The Biden administration’s quest to transition from fossil fuels to renewables, like wind and solar, also faces similar hurdles. Additionally, it risks increasing dependence on nations that control the refining of the necessary minerals, like China, potentially compromising national security.

Hanke reminds us that similar industrial policies in the 1980s, used by Japan, still need to deliver long-term growth, thereby questioning the wisdom of adopting such approaches.

A significant aspect of Bidenomics is the surge in government regulations, ranging from stringent EPA emissions standards to new SEC requirements for auditing CO2 emissions. Critics claim these regulations impose high costs on households, with a report by the Committee to Unleash Prosperity estimating an increase of nearly $10,000 per household, in stark contrast to the Trump administration, which allegedly reduced regulatory costs by $11,000 per household.
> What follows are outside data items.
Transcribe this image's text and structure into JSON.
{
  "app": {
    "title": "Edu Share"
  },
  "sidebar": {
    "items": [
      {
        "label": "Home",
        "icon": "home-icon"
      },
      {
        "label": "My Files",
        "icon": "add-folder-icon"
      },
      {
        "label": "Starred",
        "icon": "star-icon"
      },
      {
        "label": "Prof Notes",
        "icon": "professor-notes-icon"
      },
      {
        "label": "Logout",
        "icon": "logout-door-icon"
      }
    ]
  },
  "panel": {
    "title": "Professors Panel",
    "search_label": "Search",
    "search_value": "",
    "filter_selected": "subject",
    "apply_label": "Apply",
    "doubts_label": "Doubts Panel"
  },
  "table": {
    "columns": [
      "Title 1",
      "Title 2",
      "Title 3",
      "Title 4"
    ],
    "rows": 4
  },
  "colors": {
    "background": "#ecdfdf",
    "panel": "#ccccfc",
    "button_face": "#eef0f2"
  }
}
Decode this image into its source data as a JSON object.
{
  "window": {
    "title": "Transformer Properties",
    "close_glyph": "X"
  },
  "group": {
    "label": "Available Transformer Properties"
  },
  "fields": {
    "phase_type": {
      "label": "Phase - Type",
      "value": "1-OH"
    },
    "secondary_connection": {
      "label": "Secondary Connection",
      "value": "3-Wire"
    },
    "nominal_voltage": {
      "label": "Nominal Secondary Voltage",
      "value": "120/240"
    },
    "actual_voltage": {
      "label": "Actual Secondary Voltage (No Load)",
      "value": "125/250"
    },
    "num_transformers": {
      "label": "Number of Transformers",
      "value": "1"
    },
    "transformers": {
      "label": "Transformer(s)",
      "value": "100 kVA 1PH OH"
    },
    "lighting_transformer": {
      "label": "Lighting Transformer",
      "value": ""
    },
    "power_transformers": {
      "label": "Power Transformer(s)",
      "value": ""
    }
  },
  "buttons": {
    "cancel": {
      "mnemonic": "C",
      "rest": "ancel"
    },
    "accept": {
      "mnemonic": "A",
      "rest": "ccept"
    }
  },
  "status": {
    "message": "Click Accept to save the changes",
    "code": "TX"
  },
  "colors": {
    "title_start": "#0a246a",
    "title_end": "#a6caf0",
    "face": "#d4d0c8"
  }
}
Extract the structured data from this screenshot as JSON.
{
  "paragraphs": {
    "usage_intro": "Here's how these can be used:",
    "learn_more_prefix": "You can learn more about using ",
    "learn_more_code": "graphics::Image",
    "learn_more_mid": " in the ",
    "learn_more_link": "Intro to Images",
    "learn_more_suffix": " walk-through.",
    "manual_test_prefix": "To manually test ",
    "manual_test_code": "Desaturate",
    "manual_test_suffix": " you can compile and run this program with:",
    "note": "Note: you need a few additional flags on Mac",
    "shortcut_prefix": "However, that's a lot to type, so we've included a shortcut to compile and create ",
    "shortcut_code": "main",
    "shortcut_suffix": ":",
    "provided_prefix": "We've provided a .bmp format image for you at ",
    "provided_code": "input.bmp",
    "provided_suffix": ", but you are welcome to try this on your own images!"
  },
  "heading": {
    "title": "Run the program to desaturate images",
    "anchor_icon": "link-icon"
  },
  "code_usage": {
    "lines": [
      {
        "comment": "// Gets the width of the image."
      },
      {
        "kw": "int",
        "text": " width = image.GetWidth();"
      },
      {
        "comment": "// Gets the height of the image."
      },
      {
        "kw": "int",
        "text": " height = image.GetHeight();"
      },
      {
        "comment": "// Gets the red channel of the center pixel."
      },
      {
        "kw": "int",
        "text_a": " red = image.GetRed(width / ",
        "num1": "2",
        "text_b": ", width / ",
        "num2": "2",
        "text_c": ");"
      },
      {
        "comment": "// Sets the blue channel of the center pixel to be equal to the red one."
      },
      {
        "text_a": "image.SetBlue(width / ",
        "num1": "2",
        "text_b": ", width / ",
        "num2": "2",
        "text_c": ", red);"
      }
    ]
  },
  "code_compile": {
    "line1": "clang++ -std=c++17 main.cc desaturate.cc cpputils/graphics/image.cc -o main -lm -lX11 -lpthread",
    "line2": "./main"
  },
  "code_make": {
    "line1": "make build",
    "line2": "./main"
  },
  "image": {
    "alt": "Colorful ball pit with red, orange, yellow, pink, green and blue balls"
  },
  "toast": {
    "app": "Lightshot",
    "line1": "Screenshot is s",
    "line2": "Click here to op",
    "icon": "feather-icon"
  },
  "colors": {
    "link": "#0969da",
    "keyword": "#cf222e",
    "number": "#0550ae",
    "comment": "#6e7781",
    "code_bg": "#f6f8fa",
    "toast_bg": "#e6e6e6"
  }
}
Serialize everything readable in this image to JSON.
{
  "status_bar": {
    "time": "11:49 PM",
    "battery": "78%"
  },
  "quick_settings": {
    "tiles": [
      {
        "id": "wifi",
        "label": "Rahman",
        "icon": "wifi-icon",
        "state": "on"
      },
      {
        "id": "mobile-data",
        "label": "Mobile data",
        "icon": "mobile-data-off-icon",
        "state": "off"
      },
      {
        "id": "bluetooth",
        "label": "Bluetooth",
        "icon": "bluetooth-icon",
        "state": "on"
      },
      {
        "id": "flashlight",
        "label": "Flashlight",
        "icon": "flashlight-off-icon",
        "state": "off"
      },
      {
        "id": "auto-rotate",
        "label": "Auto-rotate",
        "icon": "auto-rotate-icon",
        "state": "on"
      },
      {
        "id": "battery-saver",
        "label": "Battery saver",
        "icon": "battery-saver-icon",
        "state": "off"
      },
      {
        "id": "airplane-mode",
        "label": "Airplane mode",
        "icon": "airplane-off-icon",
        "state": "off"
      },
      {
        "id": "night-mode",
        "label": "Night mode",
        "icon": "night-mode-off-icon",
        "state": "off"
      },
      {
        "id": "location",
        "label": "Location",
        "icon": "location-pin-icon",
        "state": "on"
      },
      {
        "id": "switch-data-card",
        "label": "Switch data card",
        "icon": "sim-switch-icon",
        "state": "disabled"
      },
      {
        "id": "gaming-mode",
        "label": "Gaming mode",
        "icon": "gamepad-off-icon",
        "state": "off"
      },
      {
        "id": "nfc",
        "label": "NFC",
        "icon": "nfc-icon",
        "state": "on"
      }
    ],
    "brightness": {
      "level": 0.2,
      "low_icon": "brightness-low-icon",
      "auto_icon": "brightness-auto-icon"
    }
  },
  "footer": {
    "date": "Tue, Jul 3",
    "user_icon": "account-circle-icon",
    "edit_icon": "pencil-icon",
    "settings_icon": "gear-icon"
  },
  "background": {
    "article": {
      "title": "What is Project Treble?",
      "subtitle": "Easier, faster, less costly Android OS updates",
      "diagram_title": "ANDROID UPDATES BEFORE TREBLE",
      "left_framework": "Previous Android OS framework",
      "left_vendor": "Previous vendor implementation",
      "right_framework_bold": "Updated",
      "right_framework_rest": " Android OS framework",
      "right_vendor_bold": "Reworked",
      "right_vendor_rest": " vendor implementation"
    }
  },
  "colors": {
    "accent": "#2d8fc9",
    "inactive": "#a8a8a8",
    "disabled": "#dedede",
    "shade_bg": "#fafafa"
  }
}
Critics also assert that Biden’s administration is unduly keen on centralizing authority within federal agencies to the detriment of local government. They argue that such centralization negates the American tradition of state autonomy and competition, a fertile ground for policy experimentation and regional economic development.

According to these critics, the Biden administration’s policies have undermined state autonomy, encouraged an extensive government agenda, and disproportionately flooded state budgets with federal aid, impacting the natural competitiveness between states.

While Bidenomics has its champions, the Republican perspective suggests that its one-size-fits-all approach, over-reliance on government regulation, and neglect of state autonomy could lead to inefficiencies and overbearing government control, undermining the very spirit of the American enterprise.